Trevor Mills was hard but I bet he isn’t so hard now! I bet that Trevor’s children, if he has any, are hard though!
Trevor had dark ginger hair that curled up at the back. He was big and he was surly. He had a reputation for thumping people. Teachers found him exceedingly uncooperative. He’d glare at them, snarl and refuse to comply. His aim seemed to be to stand out, disrupt every lesson and create confrontation. You could say that he liked to be noticed.
Trevor made a performance out of being caned. Usually, caning was carried out in the privacy of the Head’s study but other certain staff were not adverse to caning boys in front of a class. They seemed to delight in it.
The cane was long and springy. It was usually made of willow, about half an inch thick with a curved handle at one end.
You were bent over a desk and whacked very hard on the backside. Some teachers used a standing swish but the more robust took a run at you from across the room and launched themselves at your arse with all the power they could muster. The prefects were entitled to cane students but were not allowed to apply more than three lashes. These canings were delivered at one of their Prefect Courts held, appropriately, under the school in the cellars.

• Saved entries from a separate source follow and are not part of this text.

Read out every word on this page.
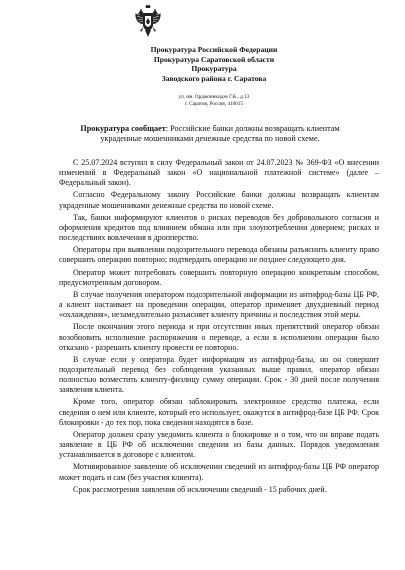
Прокуратура Российской Федерации
Прокуратура Саратовской области
Прокуратура
Заводского района г. Саратова
ул. им. Орджоникидзе Г.К., д.13
г. Саратов, Россия, 410015
Прокуратура сообщает: Российские банки должны возвращать клиентам украденные мошенниками денежные средства по новой схеме.

С 25.07.2024 вступил в силу Федеральный закон от 24.07.2023 № 369-ФЗ «О внесении изменений в Федеральный закон «О национальной платежной системе» (далее – Федеральный закон).

Согласно Федеральному закону Российские банки должны возвращать клиентам украденные мошенниками денежные средства по новой схеме.

Так, банки информируют клиентов о рисках переводов без добровольного согласия и оформления кредитов под влиянием обмана или при злоупотреблении доверием; рисках и последствиях вовлечения в дропперство.

Операторы при выявлении подозрительного перевода обязаны разъяснить клиенту право совершить операцию повторно; подтвердить операцию не позднее следующего дня.

Оператор может потребовать совершить повторную операцию конкретным способом, предусмотренным договором.

В случае получения оператором подозрительной информации из антифрод-базы ЦБ РФ, а клиент настаивает на проведении операции, оператор применяет двухдневный период «охлаждения», незамедлительно разъясняет клиенту причины и последствия этой меры.

После окончания этого периода и при отсутствии иных препятствий оператор обязан возобновить исполнение распоряжения о переводе, а если в исполнении операции было отказано - разрешить клиенту провести ее повторно.

В случае если у оператора будет информация из антифрод-базы, но он совершит подозрительный перевод без соблюдения указанных выше правил, оператор обязан полностью возместить клиенту-физлицу сумму операции. Срок - 30 дней после получения заявления клиента.

Кроме того, оператор обязан заблокировать электронное средство платежа, если сведения о нем или клиенте, который его использует, окажутся в антифрод-базе ЦБ РФ. Срок блокировки - до тех пор, пока сведения находятся в базе.

Оператор должен сразу уведомить клиента о блокировке и о том, что он вправе подать заявление в ЦБ РФ об исключении сведения из базы данных. Порядок уведомления устанавливается в договоре с клиентом.

Мотивированное заявление об исключении сведений из антифрод-базы ЦБ РФ оператор может подать и сам (без участия клиента).

Срок рассмотрения заявления об исключении сведений - 15 рабочих дней.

Caning was very violent. When applied with full force, as a number of teachers were keen to do, the blow split the skin across your arse in a straight line. It usually didn’t bleed much but quickly formed into a hard ridge. Around this ridge, the bruise came out like a purple welt. Over the next week, this colouration slowly spread and made its way from mauve through brown to orange and then yellow (as any biologist might tell you – mapping the progress of the breakdown of haemoglobin), to finally fade away to leave you with just a faint scar. The blood trickled from the split skin but did not gush. The pain was excruciating and normally managed to elicit a cry out of even the most hardened recipient. If you had been caned you were officially given leave to stand during lessons for the rest of the day. After all, the teaching staff weren’t sadists. They knew that it was painful and made a special dispensation for those so afflicted. I know this all too well as the result of personal experience.
Trevor was a regular recipient of corporal punishment. As with a number of other hardened miscreants, it was no deterrent; to be caned was a badge of honour. He was seemingly impervious to pain. On one occasion I saw him intimidate our poetry teacher by thrusting his face into his and then smashing his hand into the door with such force that he not only transformed the thick panel into matchwood but also must have broken every bone in his hand. He then refused to go to the sick room and sat there in the English class grinning while his hand swelled up like a balloon.
On a number of occasions, he was publicly flogged. It was intended to be a warning to everyone, to deter others from following suit. Trevor made it into a show.
His name would be called in assembly. He’d stand up and look around smiling and defiant. He would swagger to the front nonchalantly, hands in pockets, taking time to sneer and mock as he went. He would slowly climb the stairs up to the stage, grin at the Headmaster, lean forward over the table, grip the sides with his hands, rest his head on the top looking towards the gathered masses and wink. It was worthy of an Oscar.
By this time the Head would be in a fury. He’d run and jump up, bringing the cane down with all his might. It would viciously swish and thwack. Trevor remained unmoved. His eyes never blinked. There was no involuntary yelp and no tears. It was repeated for the full six. Then Trevor would lazily rise, look around as if to ask ‘Is that it?’ and stroll back off the stage. He would then deliberately sit himself down without any tangible sign of discomfort. A bravura performance.
The amount of credibility Trevor gleaned from this was enormous. The last occasion they tried it he brought the house down with spontaneous cheers.
They didn’t do it again.
13.10.01
I sometimes dream of those simple years, full of discovery, when life was exciting.